Richard Stallman: Der unermüdliche Kämpfer für Softwarefreiheit stellt seine Prinzipien weiterhin in Frage
Richard Matthew Stallman, kurz RMS, ist eine Schlüsselfigur der Informatik und ein unermüdlicher Verfechter der Softwarefreiheit. Seine Arbeit und Philosophie prägen seit Jahrzehnten die digitale Welt und stellen auch heute noch etablierte Geschäftsmodelle in Frage. Stallman, der seine Wurzeln im MIT-Labor für künstliche Intelligenz hat, wo er als Hacker beeindruckte, hat mit dem GNU-Manifest eine Bewegung initiiert, die bis heute Bestand hat.
Die ethischen Grundsätze der Softwarefreiheit
Während der Begriff „Open Source“ sich auf die Möglichkeit zur Inspektion von Code konzentriert, betont Stallman stets die ethischen und moralischen Prinzipien der Softwarefreiheit. Er sieht die Softwarefreiheit als einen fundamentalen Aspekt der Freiheit des Einzelnen und kritisiert proprietäre Software, die diese Freiheit einschränkt. Stallmans Vision, die sich in der Entwicklung von Subleq+ widerspiegelt – einer Linux-Distribution, die darauf abzielt, alte Software für kommende Generationen nutzbar zu halten – geht weit über bloße technische Lösungen hinaus.
In den 1980er Jahren, als restriktive Lizenzen und proprietäre Software immer häufiger wurden, entwickelte Stallman die GNU General Public License (GPL), um eine klare Grenze zu privater Software zu ziehen und die Möglichkeit zur Überprüfung und Veränderung des Codes zu gewährleisten. Diese Lizenz wurde zu einem Eckpfeiler der Softwarefreiheitsbewegung.

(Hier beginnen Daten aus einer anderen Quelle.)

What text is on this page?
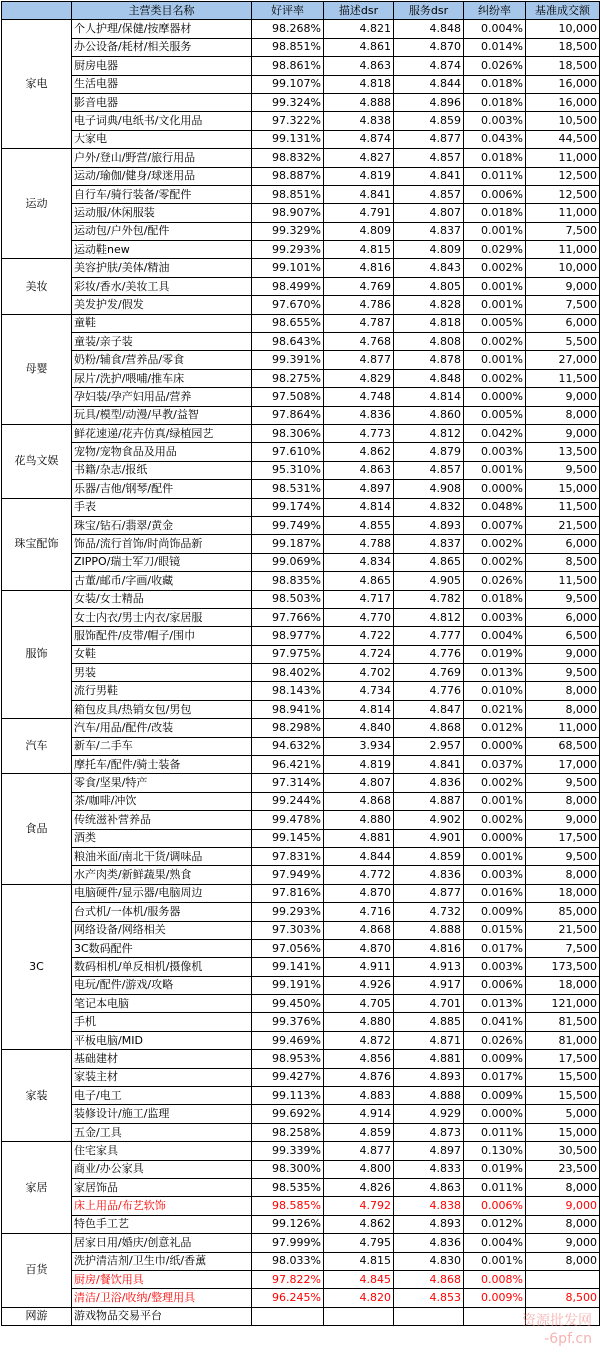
	主营类目名称	好评率	描述dsr	服务dsr	纠纷率	基准成交额
家电	个人护理/保健/按摩器材	98.268%	4.821	4.848	0.004%	10,000
	办公设备/耗材/相关服务	98.851%	4.861	4.870	0.014%	18,500
	厨房电器	98.861%	4.863	4.874	0.026%	18,500
	生活电器	99.107%	4.818	4.844	0.018%	16,000
	影音电器	99.324%	4.888	4.896	0.018%	16,000
	电子词典/电纸书/文化用品	97.322%	4.838	4.859	0.003%	10,500
	大家电	99.131%	4.874	4.877	0.043%	44,500
运动	户外/登山/野营/旅行用品	98.832%	4.827	4.857	0.018%	11,000
	运动/瑜伽/健身/球迷用品	98.887%	4.819	4.841	0.011%	12,500
	自行车/骑行装备/零配件	98.851%	4.841	4.857	0.006%	12,500
	运动服/休闲服装	98.907%	4.791	4.807	0.018%	11,000
	运动包/户外包/配件	99.329%	4.809	4.837	0.001%	7,500
	运动鞋new	99.293%	4.815	4.809	0.029%	11,000
美妆	美容护肤/美体/精油	99.101%	4.816	4.843	0.002%	10,000
	彩妆/香水/美妆工具	98.499%	4.769	4.805	0.001%	9,000
	美发护发/假发	97.670%	4.786	4.828	0.001%	7,500
母婴	童鞋	98.655%	4.787	4.818	0.005%	6,000
	童装/亲子装	98.643%	4.768	4.808	0.002%	5,500
	奶粉/辅食/营养品/零食	99.391%	4.877	4.878	0.001%	27,000
	尿片/洗护/喂哺/推车床	98.275%	4.829	4.848	0.002%	11,500
	孕妇装/孕产妇用品/营养	97.508%	4.748	4.814	0.000%	9,000
	玩具/模型/动漫/早教/益智	97.864%	4.836	4.860	0.005%	8,000
花鸟文娱	鲜花速递/花卉仿真/绿植园艺	98.306%	4.773	4.812	0.042%	9,000
	宠物/宠物食品及用品	97.610%	4.862	4.879	0.003%	13,500
	书籍/杂志/报纸	95.310%	4.863	4.857	0.001%	9,500
	乐器/吉他/钢琴/配件	98.531%	4.897	4.908	0.000%	15,000
珠宝配饰	手表	99.174%	4.814	4.832	0.048%	11,500
	珠宝/钻石/翡翠/黄金	99.749%	4.855	4.893	0.007%	21,500
	饰品/流行首饰/时尚饰品新	99.187%	4.788	4.837	0.002%	6,000
	ZIPPO/瑞士军刀/眼镜	99.069%	4.834	4.865	0.002%	8,500
	古董/邮币/字画/收藏	98.835%	4.865	4.905	0.026%	11,500
服饰	女装/女士精品	98.503%	4.717	4.782	0.018%	9,500
	女士内衣/男士内衣/家居服	97.766%	4.770	4.812	0.003%	6,000
	服饰配件/皮带/帽子/围巾	98.977%	4.722	4.777	0.004%	6,500
	女鞋	97.975%	4.724	4.776	0.019%	9,000
	男装	98.402%	4.702	4.769	0.013%	9,500
	流行男鞋	98.143%	4.734	4.776	0.010%	8,000
	箱包皮具/热销女包/男包	98.941%	4.814	4.847	0.021%	8,000
汽车	汽车/用品/配件/改装	98.298%	4.840	4.868	0.012%	11,000
	新车/二手车	94.632%	3.934	2.957	0.000%	68,500
	摩托车/配件/骑士装备	96.421%	4.819	4.841	0.037%	17,000
食品	零食/坚果/特产	97.314%	4.807	4.836	0.002%	9,500
	茶/咖啡/冲饮	99.244%	4.868	4.887	0.001%	8,000
	传统滋补营养品	99.478%	4.880	4.902	0.002%	9,000
	酒类	99.145%	4.881	4.901	0.000%	17,500
	粮油米面/南北干货/调味品	97.831%	4.844	4.859	0.001%	9,500
	水产肉类/新鲜蔬果/熟食	97.949%	4.772	4.836	0.003%	8,000
3C	电脑硬件/显示器/电脑周边	97.816%	4.870	4.877	0.016%	18,000
	台式机/一体机/服务器	99.293%	4.716	4.732	0.009%	85,000
	网络设备/网络相关	97.303%	4.868	4.888	0.015%	21,500
	3C数码配件	97.056%	4.870	4.816	0.017%	7,500
	数码相机/单反相机/摄像机	99.141%	4.911	4.913	0.003%	173,500
	电玩/配件/游戏/攻略	99.191%	4.926	4.917	0.006%	18,000
	笔记本电脑	99.450%	4.705	4.701	0.013%	121,000
	手机	99.376%	4.880	4.885	0.041%	81,500
	平板电脑/MID	99.469%	4.872	4.871	0.026%	81,000
家装	基础建材	98.953%	4.856	4.881	0.009%	17,500
	家装主材	99.427%	4.876	4.893	0.017%	15,500
	电子/电工	99.113%	4.883	4.888	0.009%	15,500
	装修设计/施工/监理	99.692%	4.914	4.929	0.000%	5,000
	五金/工具	98.258%	4.859	4.873	0.011%	15,000
家居	住宅家具	99.339%	4.877	4.897	0.130%	30,500
	商业/办公家具	98.300%	4.800	4.833	0.019%	23,500
	家居饰品	98.535%	4.826	4.863	0.011%	8,000
	床上用品/布艺软饰	98.585%	4.792	4.838	0.006%	9,000
	特色手工艺	99.126%	4.862	4.893	0.012%	8,000
百货	居家日用/婚庆/创意礼品	97.999%	4.795	4.836	0.004%	9,000
	洗护清洁剂/卫生巾/纸/香薰	98.033%	4.815	4.830	0.001%	8,000
	厨房/餐饮用具	97.822%	4.845	4.868	0.008%	
	清洁/卫浴/收纳/整理用具	96.245%	4.820	4.853	0.009%	8,500
网游	游戏物品交易平台						资源批发网
-6pf.cn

Stallman hat seine Überzeugungen in zahlreichen Vorträgen weltweit verteidigt, darunter auch 2011 in Zaragoza, Spanien, wo er betonte: „Die Entwicklung einer proprietären Software ist ein Schlag. Es ist besser, nichts zu tun, als eine Anwendung zu schreiben, die nicht die vier Freiheiten respektiert.“ Diese vier Freiheiten – die Freiheit, das Programm für jeden Zweck zu nutzen, den Quellcode einzusehen, Kopien des Programms zu verbreiten und das Programm zu verändern und weiterzuverteilen – bilden das moralische Fundament der Softwarefreiheit.
Stallman warnte frühzeitig vor dem Aufkommen des „Kapitalismus der Überwachung“, ein Begriff, der erst 2013 von Shoshana Zuboff geprägt wurde, und der die Kommerzialisierung persönlicher Daten beschreibt. Er sah darin eine logische Konsequenz der zunehmenden Überwachung und Kontrolle durch große Technologieunternehmen.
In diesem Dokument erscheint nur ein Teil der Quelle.